Tribune – Robert Sae | Les dirigeants européens ont été contraints de se démarquer de leur allié, le dictateur turc Recep Tayyip  Erdogan, quand celui-ci  a annoncé  son intention de rétablir la peine de mort qui, disent-ils,  est « contraire aux valeurs  des pays membres de l’Union Européenne ». La peine de mort a, en effet, été abolie – plus ou moins récemment- dans les pays en question.  C’est assurément un énorme progrès qu’y ait été admise l’idée que rien ne peut justifier cette barbarie  permettant que des institutions puissent décider de mettre fin à  la vie d’êtres humains, fussent-ils des criminels, par la décapitation, la pendaison, l’exécution sur une chaise électrique ou par injection létale.
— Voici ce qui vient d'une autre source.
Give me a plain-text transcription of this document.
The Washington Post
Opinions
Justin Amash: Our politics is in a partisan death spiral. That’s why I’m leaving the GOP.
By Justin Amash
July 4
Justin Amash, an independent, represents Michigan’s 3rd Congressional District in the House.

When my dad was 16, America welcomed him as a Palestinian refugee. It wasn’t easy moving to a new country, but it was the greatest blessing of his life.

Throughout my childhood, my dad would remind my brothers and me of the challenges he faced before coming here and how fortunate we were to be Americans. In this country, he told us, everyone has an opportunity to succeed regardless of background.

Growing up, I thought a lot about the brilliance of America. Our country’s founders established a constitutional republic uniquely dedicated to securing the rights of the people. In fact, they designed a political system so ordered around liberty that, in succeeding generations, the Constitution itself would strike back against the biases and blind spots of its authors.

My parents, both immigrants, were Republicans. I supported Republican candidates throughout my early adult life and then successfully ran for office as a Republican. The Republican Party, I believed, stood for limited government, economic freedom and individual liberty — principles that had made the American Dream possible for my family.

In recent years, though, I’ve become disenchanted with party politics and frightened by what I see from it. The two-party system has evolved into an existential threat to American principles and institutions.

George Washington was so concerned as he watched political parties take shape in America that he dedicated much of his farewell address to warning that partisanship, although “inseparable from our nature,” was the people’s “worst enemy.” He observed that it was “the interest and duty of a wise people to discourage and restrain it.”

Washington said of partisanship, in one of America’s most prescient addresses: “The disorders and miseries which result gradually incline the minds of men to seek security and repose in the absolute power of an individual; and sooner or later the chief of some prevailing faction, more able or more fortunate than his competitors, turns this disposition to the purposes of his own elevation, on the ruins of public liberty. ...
Pour autant, les pays membres de l’Union Européenne s’accommodent très bien d’une autre forme de peine de mort conforme aux « valeurs » de leur système capitaliste et qui frappe massivement  des dizaines de milliers de personnes : salariés, chômeurs, agriculteurs, retraités, etc.     Par charrettes, ces victimes des prédateurs qui règnent dans la jungle de leur économie de marché,  sont inculpées et subissent les verdicts émis par le  tribunal des grands capitalistes et de leurs gouvernements aux ordres. Le procès se déroule selon leurs règles : une kyrielle de procureurs, politiques, journalistes, économistes autorisés, se succèdent  pour présenter leur réquisitoire : « Ces prévenus sont une charge pour la société  et ne font pas assez d’efforts pour le développement économique. De plus ils osent s’opposer au besoin de compétitivité et à la remise en cause des conquêtes sociales ! »  Les accusés ne sont pas autorisés à se défendre.  Et les juges, refusant  toute circonstance atténuante à ceux qui invoquent une quelconque  légitime défense contre les atteintes à leur vie, décident de la sentence, en toute conscience des effets de celle-ci. La peine de mort n’est pas énoncée explicitement mais elle est exécutée sans faille. Comble du cynisme, son application  est laissée aux condamnés eux-mêmes : Au choix, mort par absence d’alimentation ou par manque de soin ou encore plus radicalement par le suicide.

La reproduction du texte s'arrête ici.